Pye Chamberlayne: "Last March 28th in the hours just before dawn on an island in the Susquehanna River near Harrisburg, a pump failed in nuclear-power plant number 2. It and sister reactor number 1 were brand-new examples of the best, supposedly, nuclear technology on earth. Prototypes of the equipment the engineers and the power industry had said could never go berserk and threaten massive death and destruction. Nothing should have happened. Two backup valves should have been opened and kept the cooling function intact. They were not. Months later, after an exhaustive investigation, the Chairman of a Presidentially appointed Commission, John Kemeny, analyzed the accident."

Chairman John Kemeny: "First of all, while the operator actions were inappropriate, we feel that the training of those very same operators was greatly deficient, and this contributed in a significant way to the course of the accident.

"Secondly, those operators were operating under procedures that they were required to follow, and our review and study of those indicates that the procedures were inadequate -- indeed, in some cases, totally confusing.

"Thirdly, the operators had to act on the information available to them in that control room, and we find that while their control room may have been adequate for normal operation of the plant, it was greatly inadequate for managing an accident. Information available was poor, confusing and in a form that, while all there, it was not there in the manner that could have helped those operators manage the accident well."

Pye Chamberlayne: "Perhaps most frighteningly, the Commission found that there had been similar incidents in similar plants that had never fully come to light. Back in March, the Nuclear Regulatory Commission, after initial fumbling, got a handle on the problem, brought the reactor to a cool, unthreatening condition. The residents who had fled the area in panic began to return. But NRC officials themselves were frightened to find how little they knew about accident management. The Kemeny panel was deeply critical."

Chairman John Kemeny: "To prevent nuclear accidents as serious as Three Mile Island, fundamental changes will be necessary in the organization, procedures and practices and, above all, in the attitude of the Nuclear Regulatory Commission and to the extent that the institutions we investigated are typical of the nuclear industry."

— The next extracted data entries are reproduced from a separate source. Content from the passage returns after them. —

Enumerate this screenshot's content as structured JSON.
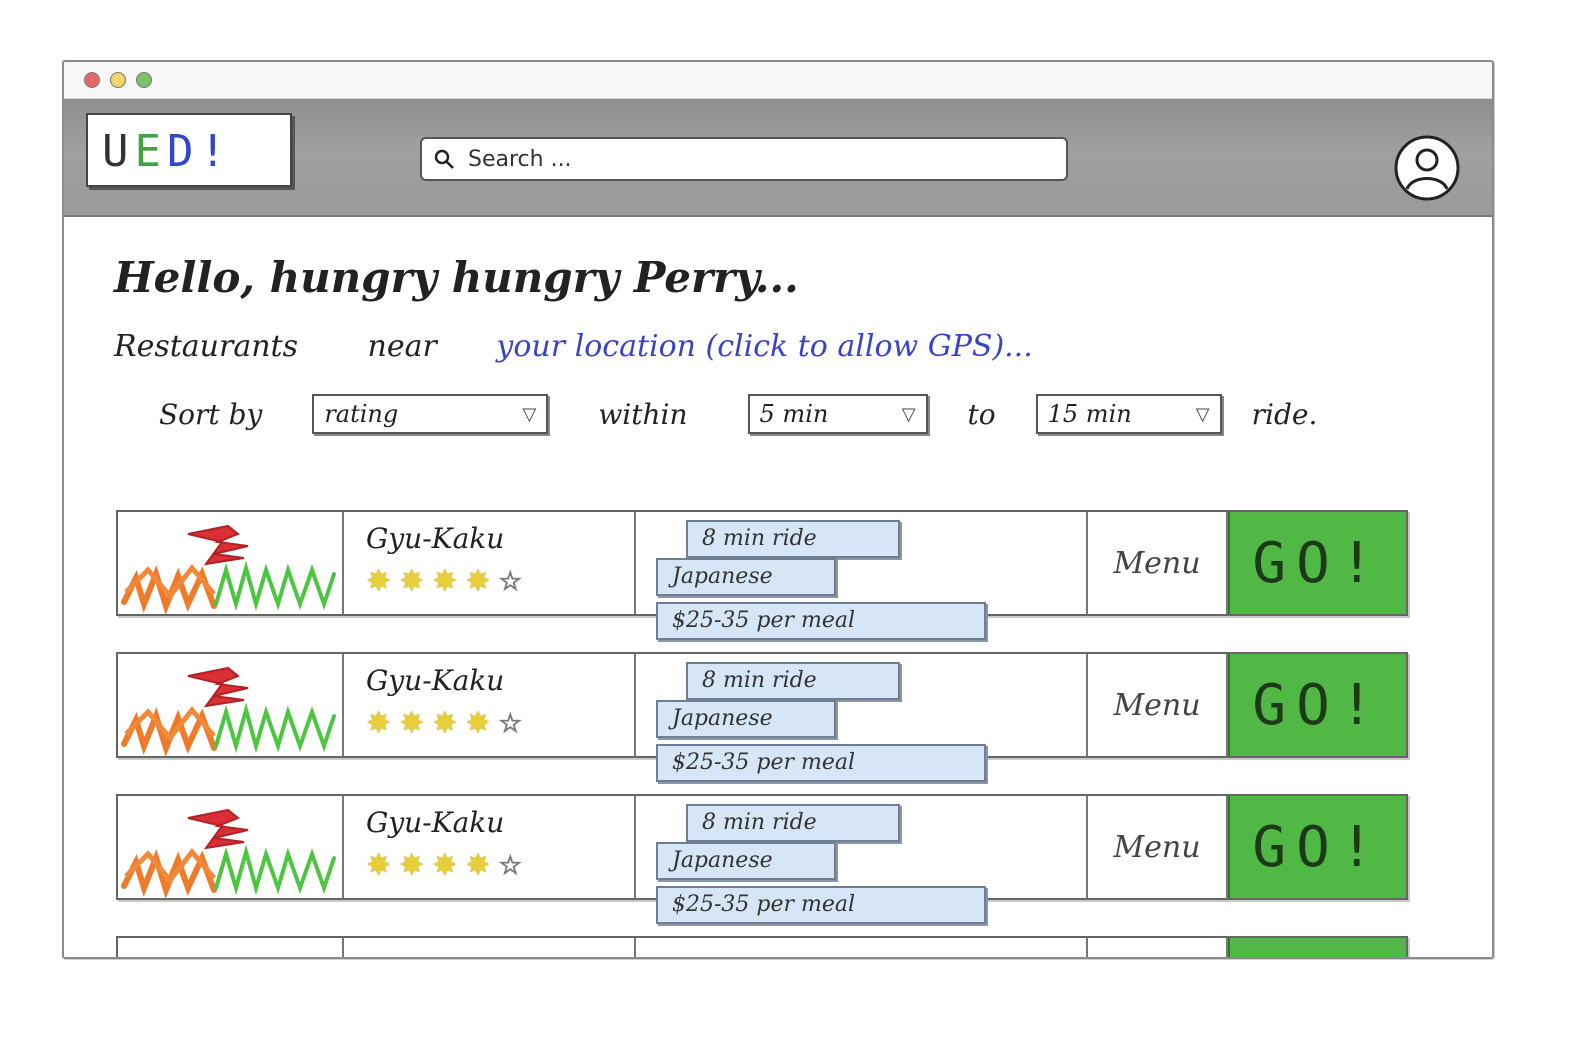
{
  "logo": {
    "letters": [
      "U",
      "E",
      "D",
      "!"
    ],
    "colors": [
      "#333333",
      "#3fa540",
      "#2d48c9",
      "#2d48c9"
    ]
  },
  "search": {
    "placeholder": "Search ...",
    "icon": "search-icon"
  },
  "profile": {
    "icon": "user-avatar-icon"
  },
  "greeting": "Hello, hungry hungry Perry...",
  "location_line": {
    "prefix": "Restaurants",
    "near": "near",
    "link": "your location (click to allow GPS)..."
  },
  "sort": {
    "label": "Sort by",
    "by_value": "rating",
    "within_label": "within",
    "min_value": "5 min",
    "to_label": "to",
    "max_value": "15 min",
    "suffix": "ride."
  },
  "restaurants": [
    {
      "name": "Gyu-Kaku",
      "rating": 4,
      "max_rating": 5,
      "ride": "8 min ride",
      "cuisine": "Japanese",
      "price": "$25-35 per meal",
      "menu": "Menu",
      "go": "GO!"
    },
    {
      "name": "Gyu-Kaku",
      "rating": 4,
      "max_rating": 5,
      "ride": "8 min ride",
      "cuisine": "Japanese",
      "price": "$25-35 per meal",
      "menu": "Menu",
      "go": "GO!"
    },
    {
      "name": "Gyu-Kaku",
      "rating": 4,
      "max_rating": 5,
      "ride": "8 min ride",
      "cuisine": "Japanese",
      "price": "$25-35 per meal",
      "menu": "Menu",
      "go": "GO!"
    }
  ],
  "colors": {
    "go_button": "#52b845",
    "tag_bg": "#d7e6f6",
    "link": "#3943c4",
    "header": "#9a9a9a"
  }
}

Pye Chamberlayne: "New power-plant licenses won't be granted until sweeping changes are made in the Nuclear Regulatory Commission, change is now underway.

"The long-term future of nuclear power in the United States is a subject of less-frantic debate. In Europe, Three Mile Island has had no impact on nuclear plans; the power plants there are being built at an accelerating rate. This is Pye Chamberlayne reporting."